Pertama, perasaan puas, karena anda tahulah apa yang saya lakukan kepada nyamuk yang telah menyakiti anak-anak saya yang tengah tertidur pulas itu.
Kedua perasaan miris. Miris? Iya. Karena saya melihat sifat nyamuk itu didalam diri saya. Setelah saya memikirkan dalam-dalam, ternyata bukan hanya nyamuk yang memiliki sifat serakah, tetapi juga manusia. Bahkan, mungkin manusia lebih serakah dari nyamuk. Nyamuk memang serakah. Tetapi, yang dia ambil hanya sebatas memenuhi isi perutnya. Tetapi, keberhasilan manusia untuk memenuhi seluruh rongga perutnya tidak akan pernah berhasil menghentikan hasratnya untuk (mengambil lebih banyak) lagi. Sebab, selain memiliki rongga perut untuk menyimpan, manusia juga memiliki bank, surat berharga, emas batangan, dan berbagai macam bentuk penyimpanan lainnya. Karena kapasitas tempat penyimpanan itu nyaris tidak terbatas, maka cocoklah dengan sifat rakus manusia yang tidak kenal batas ini.

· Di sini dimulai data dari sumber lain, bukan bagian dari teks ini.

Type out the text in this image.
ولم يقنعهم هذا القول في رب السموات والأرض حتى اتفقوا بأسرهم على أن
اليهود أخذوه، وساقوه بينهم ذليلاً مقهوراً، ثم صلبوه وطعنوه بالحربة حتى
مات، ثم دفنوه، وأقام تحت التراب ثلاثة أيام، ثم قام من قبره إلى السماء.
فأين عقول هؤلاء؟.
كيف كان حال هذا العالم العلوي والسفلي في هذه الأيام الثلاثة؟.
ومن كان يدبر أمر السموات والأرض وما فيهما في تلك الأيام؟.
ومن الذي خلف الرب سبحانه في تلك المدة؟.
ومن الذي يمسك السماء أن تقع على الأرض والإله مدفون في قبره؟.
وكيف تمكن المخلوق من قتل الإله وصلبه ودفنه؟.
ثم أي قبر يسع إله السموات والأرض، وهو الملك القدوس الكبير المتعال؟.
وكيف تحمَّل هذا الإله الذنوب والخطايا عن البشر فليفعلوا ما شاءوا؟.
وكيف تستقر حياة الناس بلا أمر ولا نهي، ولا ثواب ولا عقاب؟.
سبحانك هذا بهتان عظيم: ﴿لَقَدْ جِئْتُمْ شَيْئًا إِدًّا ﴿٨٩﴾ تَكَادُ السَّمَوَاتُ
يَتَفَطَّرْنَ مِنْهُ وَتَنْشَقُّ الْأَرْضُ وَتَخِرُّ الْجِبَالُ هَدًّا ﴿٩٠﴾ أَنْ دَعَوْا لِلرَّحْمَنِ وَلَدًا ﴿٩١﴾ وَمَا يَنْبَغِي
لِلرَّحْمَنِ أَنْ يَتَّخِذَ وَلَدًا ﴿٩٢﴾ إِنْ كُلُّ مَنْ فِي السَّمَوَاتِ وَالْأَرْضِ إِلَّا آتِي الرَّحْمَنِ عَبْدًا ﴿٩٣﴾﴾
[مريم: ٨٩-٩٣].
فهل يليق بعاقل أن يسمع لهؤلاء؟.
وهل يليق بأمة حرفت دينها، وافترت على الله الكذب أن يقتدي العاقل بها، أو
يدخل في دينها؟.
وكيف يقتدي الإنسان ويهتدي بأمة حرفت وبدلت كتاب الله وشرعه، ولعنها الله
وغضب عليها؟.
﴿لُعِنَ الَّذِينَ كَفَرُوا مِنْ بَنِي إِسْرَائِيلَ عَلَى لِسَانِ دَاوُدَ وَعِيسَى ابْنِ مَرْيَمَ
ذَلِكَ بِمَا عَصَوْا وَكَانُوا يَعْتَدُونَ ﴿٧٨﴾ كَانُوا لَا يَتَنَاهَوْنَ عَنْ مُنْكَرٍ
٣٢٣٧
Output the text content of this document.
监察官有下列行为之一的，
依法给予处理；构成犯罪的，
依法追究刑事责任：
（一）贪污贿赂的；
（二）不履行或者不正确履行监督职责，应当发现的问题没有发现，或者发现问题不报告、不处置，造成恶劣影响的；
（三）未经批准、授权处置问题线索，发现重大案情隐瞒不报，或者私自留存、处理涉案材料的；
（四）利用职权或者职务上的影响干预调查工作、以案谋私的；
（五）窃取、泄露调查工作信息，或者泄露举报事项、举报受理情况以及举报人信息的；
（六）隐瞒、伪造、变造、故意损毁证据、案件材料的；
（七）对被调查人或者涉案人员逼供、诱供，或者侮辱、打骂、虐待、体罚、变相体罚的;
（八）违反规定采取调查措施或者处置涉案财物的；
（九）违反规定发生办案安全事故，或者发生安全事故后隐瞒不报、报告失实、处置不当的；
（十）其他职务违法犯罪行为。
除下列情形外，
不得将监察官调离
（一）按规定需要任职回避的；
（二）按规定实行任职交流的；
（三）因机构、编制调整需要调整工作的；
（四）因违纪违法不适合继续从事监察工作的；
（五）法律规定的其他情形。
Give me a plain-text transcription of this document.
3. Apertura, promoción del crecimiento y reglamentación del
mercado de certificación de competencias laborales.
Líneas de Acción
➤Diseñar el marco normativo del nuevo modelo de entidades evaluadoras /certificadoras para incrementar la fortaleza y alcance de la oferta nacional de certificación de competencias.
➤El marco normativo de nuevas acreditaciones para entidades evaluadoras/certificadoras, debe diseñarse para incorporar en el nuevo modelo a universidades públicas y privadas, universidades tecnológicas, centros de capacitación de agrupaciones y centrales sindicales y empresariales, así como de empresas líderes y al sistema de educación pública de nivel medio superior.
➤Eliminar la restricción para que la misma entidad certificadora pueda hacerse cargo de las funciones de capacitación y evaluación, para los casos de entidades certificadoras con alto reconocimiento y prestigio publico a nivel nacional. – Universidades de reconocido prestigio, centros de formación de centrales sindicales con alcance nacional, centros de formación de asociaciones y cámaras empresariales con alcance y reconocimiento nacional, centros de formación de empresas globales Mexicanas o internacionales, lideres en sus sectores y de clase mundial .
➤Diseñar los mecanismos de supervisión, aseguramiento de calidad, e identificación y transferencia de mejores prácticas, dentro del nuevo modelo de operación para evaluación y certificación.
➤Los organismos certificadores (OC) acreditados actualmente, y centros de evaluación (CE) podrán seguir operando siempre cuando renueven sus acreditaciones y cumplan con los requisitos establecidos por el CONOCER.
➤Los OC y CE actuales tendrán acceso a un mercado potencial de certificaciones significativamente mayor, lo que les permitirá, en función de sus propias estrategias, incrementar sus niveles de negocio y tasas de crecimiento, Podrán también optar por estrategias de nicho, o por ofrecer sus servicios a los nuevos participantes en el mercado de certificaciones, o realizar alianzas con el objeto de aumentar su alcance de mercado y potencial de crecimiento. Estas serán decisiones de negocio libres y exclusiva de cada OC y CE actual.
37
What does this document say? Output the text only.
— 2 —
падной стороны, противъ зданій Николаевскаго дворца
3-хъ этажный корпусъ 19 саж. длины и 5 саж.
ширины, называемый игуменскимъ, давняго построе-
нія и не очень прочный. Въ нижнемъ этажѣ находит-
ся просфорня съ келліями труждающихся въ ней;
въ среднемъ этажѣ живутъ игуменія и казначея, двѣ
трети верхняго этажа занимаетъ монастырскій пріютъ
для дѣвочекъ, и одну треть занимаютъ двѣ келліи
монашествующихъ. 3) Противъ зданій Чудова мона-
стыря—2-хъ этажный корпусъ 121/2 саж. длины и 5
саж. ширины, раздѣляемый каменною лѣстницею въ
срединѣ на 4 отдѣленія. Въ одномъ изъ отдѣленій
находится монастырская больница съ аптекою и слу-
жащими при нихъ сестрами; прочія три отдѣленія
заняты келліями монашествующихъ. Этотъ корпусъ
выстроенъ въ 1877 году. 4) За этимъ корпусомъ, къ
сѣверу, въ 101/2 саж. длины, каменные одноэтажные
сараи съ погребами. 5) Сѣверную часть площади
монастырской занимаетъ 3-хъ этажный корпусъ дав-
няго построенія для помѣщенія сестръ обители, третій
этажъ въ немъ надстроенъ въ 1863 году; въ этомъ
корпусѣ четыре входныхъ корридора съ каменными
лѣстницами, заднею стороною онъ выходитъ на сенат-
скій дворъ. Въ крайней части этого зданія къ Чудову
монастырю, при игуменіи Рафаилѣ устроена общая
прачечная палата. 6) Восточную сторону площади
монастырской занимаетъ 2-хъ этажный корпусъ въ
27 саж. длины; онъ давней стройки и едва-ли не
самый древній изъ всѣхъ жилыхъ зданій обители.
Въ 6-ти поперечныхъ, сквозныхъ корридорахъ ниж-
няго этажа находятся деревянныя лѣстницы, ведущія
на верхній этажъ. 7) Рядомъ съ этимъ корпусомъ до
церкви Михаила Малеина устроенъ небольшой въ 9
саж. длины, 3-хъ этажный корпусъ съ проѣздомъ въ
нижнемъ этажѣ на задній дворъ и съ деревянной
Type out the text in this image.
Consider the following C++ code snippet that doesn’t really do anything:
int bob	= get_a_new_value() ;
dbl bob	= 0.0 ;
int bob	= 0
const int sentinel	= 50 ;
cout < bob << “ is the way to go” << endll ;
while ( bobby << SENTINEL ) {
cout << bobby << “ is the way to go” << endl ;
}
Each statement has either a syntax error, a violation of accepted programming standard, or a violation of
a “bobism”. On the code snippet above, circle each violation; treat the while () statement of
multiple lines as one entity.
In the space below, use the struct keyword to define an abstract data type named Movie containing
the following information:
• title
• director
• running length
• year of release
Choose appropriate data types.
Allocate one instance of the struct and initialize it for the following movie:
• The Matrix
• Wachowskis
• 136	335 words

Seandainya nyamuk itu tidak mengumbar nafsu serakahnya, misalnya dengan menghisap darah secukupnya saja, mungkin dia akan tetap bisa menyelamatkan diri. Tetapi, keserakahan telah menjadikan dirinya terlampau bernafsu untuk mengambil sebanyak-banyaknya sehingga perutnya kepenuhan. Dan karenanya dia menjadi tidak berdaya. Kita sudah melihat begitu banyak bukti bahwa manusia-manusia yang serakah seringkali pada akhirnya harus berhadapan dengan hukum, dan bermuara dibalik jeruji penjara. Jika pun mereka bisa meloloskan diri, mereka harus berpura-pura menjadi manusia terhormat, padahal namanya terpampang dalam DPO alias daftar pencarian orang dengan titel buronan.

     Sungguh beruntung bagi sang nyamuk. Sebab, dia hanya berurusan dengan dunia. Sedangkan manusia? Selain dunia, kita memiliki urusan dengan akhirat. Jika nyamuk serakah mati, maka mati pulalah semua (dosa) yang pernah diperbuatnya. Namun, jika manusia mati, maka abadilah (semua amal perbuatannya). Jika amal itu baik, maka kebaikan itu akan menjadi bekal kehidupan sesudah kematiannya. Namun, jika amal perbuatannya itu berupa keburukan; akan tetap menjadi beban bagi kehidupan keduanya kelak. Padahal, hidup kelak beda dengan hidup kini. Kini, uang bisa menjadi hakim pengganti hukum. Namun nanti, uang tidak bernilai lagi.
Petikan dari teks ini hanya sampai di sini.